Robert Sloane
R. Gordon Butler Scholar in International Law; Professor of Law, School of Law
After receiving his JD in 2000, Professor Robert D. Sloane worked for the International Committee of Lawyers for Tibet (now known as Tibet Justice Center) under the auspices of Yale Law School’s Robert L. Bernstein Fellowship in International Human Rights. He led fact-finding missions to Nepal, India and Tibet, wrote submissions for the U.N. Commission on Human Rights and human rights treaty bodies, represented asylum seekers, and published several reports and law journal articles on human rights. Professor Sloane then served two clerkships, first for Judge Robert D. Sack of the United States Court of Appeals for the Second Circuit and then for Judge Gerard E. Lynch of the United States Court of Appeals for the Second Circuit (at the time of the United States District Court for the Southern District of New York). He also practiced international law at Debevoise & Plimpton in New York, where he worked on several international arbitrations and helped to litigate the initial stages of the Avena case before the International Court of Justice, challenging the convictions of Mexican nationals on death row based on violations of the Vienna Convention on Consular Relations.
Before joining Boston University School of Law, Professor Sloane served as a visiting lecturer-in-law and Schell Fellow at Yale, where he taught international human rights and international arbitration, and as an associate-in-law at Columbia. He also continued to practice international law as a consultant, working on arbitrations conducted under the auspices of the International Tribunal for the Law of the Sea, the International Centre for the Settlement of Investment Disputes, the International Chamber of Commerce and specialized tribunals, as well as assisting with the preparation of expert opinions for foreign sovereigns and multinational corporations. Professor Sloane has published in the fields of public international law, international human rights, international criminal law, asylum law, the laws and customs of war, international legal theory, state responsibility, and international investment arbitration. His 2009 article “The Cost of Conflation: Preserving the Dualism of Jus ad Bellum and Jus in Bello in the Contemporary Law of War,” published in Volume 34 of the Yale Journal of International Law, received the Francis Lieber Prize, awarded by the American Society of International Law’s Francis Lieber Society for outstanding scholarship in the field of the law of armed conflict by an author under the age of 35. His 2007 article “Prologue to a Voluntarist War Convention,” published in Volume 106 of the Michigan Law Review, received a certificate of merit from the Francis Lieber Society based on the same criteria. Professor Sloane’s current research focuses on the uses and regulation of propaganda and ideology in international law, the law of armed conflict, national security and foreign relations law, and international legal theory and jurisprudence.

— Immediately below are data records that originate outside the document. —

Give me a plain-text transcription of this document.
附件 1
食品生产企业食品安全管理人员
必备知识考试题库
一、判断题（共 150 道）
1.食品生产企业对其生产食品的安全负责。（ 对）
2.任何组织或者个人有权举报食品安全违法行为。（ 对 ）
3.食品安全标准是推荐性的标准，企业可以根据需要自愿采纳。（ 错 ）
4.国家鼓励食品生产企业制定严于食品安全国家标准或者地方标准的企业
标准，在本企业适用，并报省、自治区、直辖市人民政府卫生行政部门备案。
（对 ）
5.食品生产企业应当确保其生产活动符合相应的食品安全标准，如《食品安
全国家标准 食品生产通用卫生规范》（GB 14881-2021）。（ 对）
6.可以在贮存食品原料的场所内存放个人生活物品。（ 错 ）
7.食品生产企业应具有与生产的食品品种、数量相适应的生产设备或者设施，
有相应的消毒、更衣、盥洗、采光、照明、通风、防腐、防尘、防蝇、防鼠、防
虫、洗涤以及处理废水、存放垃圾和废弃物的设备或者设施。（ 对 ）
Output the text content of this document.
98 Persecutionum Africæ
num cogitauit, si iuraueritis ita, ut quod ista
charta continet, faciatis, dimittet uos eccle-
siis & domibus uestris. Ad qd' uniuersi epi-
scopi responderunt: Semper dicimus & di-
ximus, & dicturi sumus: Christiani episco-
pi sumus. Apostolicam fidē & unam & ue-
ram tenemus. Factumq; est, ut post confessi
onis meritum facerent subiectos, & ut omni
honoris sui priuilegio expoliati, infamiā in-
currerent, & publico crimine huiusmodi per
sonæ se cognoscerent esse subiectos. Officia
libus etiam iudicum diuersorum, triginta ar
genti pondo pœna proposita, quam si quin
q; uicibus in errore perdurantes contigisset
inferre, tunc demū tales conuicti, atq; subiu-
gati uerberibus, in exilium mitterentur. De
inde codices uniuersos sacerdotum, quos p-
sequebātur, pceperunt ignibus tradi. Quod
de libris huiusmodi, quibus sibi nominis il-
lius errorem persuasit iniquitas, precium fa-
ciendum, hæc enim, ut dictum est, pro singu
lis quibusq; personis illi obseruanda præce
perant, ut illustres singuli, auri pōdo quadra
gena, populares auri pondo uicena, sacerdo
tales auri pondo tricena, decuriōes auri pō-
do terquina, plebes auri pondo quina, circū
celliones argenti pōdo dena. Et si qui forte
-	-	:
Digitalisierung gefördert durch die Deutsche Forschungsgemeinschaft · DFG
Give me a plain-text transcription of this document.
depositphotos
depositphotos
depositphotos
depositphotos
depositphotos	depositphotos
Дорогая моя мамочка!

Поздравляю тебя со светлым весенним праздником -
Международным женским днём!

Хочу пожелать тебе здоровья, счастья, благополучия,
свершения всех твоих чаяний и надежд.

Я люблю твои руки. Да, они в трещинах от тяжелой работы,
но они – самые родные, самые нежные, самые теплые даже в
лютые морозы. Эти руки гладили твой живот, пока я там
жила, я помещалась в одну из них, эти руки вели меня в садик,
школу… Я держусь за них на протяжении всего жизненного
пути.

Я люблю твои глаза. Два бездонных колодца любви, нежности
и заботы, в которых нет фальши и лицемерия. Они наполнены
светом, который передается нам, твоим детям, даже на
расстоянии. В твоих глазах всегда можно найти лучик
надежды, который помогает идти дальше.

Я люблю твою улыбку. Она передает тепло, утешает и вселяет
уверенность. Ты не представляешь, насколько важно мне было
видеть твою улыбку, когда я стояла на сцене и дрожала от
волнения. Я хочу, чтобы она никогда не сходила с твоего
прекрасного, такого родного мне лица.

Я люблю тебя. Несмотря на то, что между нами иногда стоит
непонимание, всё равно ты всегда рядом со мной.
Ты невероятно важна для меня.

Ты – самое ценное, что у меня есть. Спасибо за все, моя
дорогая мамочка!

Professor Sloane has been a visiting professor at the University of Michigan Law School (Spring 2010); Harvard Law School (Spring 2011), where he served as the John Harvey Gregory Lecturer in World Organization; the Fletcher School of Law and Diplomacy of Tufts University (2012); and Yale Law School (Spring 2014).
He continues to practice periodically as a consultant in international investment arbitrations, public international arbitration, and other international dispute-resolution, as well as to carry out international human rights work on a pro bono basis, chiefly in his capacity as chairman of the board of directors of Tibet Justice Center.
In 2007, Professor Sloane received a high-level diploma in public international law from the Hague Academy of International Law, one of only three U.S. citizens to receive the degree in the past two decades. In fall 2012, Professor Sloane was elected to the American Law Institute, and in 2013, he was named the R. Gordon Butler Scholar in International Law.
He also received the 2013 Francis Deák Prize for “On the Use and Abuse of Necessity in the Law of State Responsibility,” published in Volume 106 of the American Journal of International Law, awarded by the American Society of International Law for meritorious scholarship in the Journal by a younger author.